The failure modes compound. The agent installs a package that conflicts with something else. A system update breaks a dependency. The agent fills up the disk with logs. Each of these is individually rare, but across hundreds of instances, something is always broken.

The harness isn't the moat

OpenClaw is a harness. It gives an LLM a computer to work with. That's useful, but it's not where the value is in your product. The value is in your domain knowledge, your tooling, your data pipeline, the way you organize information for the LLM to process without hallucinating. That's the hard part.

If the harness brings operational complexity that distracts from building the actual product, it's working against you. A good agent framework should disappear into the background, not become the primary infrastructure challenge.

Separation of control and compute

The alternative is to keep the agent in a controlled, managed environment and give it access to a VM when it needs one. The agent runs on your infrastructure, stateless and scalable. When a task requires code execution or filesystem access, a VM spins up, the agent uses it, and the VM goes away or idles until the next task.

This means you're paying for compute only when compute is happening. The agent can serve thousands of conversations simultaneously because most of them don't need a machine. And when they do, the VM is isolated, ephemeral, and disposable. If it gets corrupted, spin up a new one.
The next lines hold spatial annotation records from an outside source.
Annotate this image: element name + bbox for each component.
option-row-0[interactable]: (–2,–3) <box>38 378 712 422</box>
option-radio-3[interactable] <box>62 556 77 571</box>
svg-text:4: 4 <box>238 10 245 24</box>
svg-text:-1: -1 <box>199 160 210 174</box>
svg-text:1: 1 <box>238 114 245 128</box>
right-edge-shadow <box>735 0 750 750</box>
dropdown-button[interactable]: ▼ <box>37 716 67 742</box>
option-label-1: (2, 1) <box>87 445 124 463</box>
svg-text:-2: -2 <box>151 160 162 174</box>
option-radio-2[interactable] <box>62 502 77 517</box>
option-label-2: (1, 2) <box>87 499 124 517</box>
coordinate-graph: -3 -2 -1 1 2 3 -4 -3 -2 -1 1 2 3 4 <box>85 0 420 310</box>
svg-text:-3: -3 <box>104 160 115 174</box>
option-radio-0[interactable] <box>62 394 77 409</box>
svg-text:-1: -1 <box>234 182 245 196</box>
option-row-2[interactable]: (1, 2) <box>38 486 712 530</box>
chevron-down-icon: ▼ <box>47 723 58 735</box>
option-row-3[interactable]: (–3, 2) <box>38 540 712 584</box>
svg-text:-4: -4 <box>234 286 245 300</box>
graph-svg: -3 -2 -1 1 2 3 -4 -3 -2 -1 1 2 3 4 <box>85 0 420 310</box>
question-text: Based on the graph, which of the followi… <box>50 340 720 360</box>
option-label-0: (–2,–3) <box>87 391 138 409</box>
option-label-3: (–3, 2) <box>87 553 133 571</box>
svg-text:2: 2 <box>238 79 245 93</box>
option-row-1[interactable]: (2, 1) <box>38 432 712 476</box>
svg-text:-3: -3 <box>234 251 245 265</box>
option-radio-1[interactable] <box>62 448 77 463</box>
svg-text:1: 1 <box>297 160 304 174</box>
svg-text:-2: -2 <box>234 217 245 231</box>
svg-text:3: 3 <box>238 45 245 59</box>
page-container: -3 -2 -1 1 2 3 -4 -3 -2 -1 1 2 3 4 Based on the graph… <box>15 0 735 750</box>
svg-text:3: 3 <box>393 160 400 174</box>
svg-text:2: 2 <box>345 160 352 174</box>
More importantly, there's a control plane between the agent and the computer. The agent can't accidentally nuke its own runtime. It can't leak credentials that live in its environment because the credentials aren't in its environment. The orchestration layer can enforce policies, rate limits, and access controls that the agent can't circumvent even if it tries.

This is how we built prompt2bot. The agent lives in a managed environment. It gets VMs when it needs them. Secrets are injected at the network layer, never visible to the agent or the machine. The result is agents that can do real work, with real credentials, without the operational nightmare of managing a fleet of agent-owned computers.

The right tool for the right job

OpenClaw and coding agents are useful for what they're designed for: a developer working interactively with an AI on their own machine. That's a legitimate use case. But it's not the same use case as building an agent product.

If you're building something that serves users, you need an architecture where the agent is a service, not a process running on a computer. Where compute is a resource you allocate, not a permanent cost per user. Where the control plane is separate from the execution plane.

The demo where an agent uses a full computer is impressive. The production system where an agent is a full computer is a liability.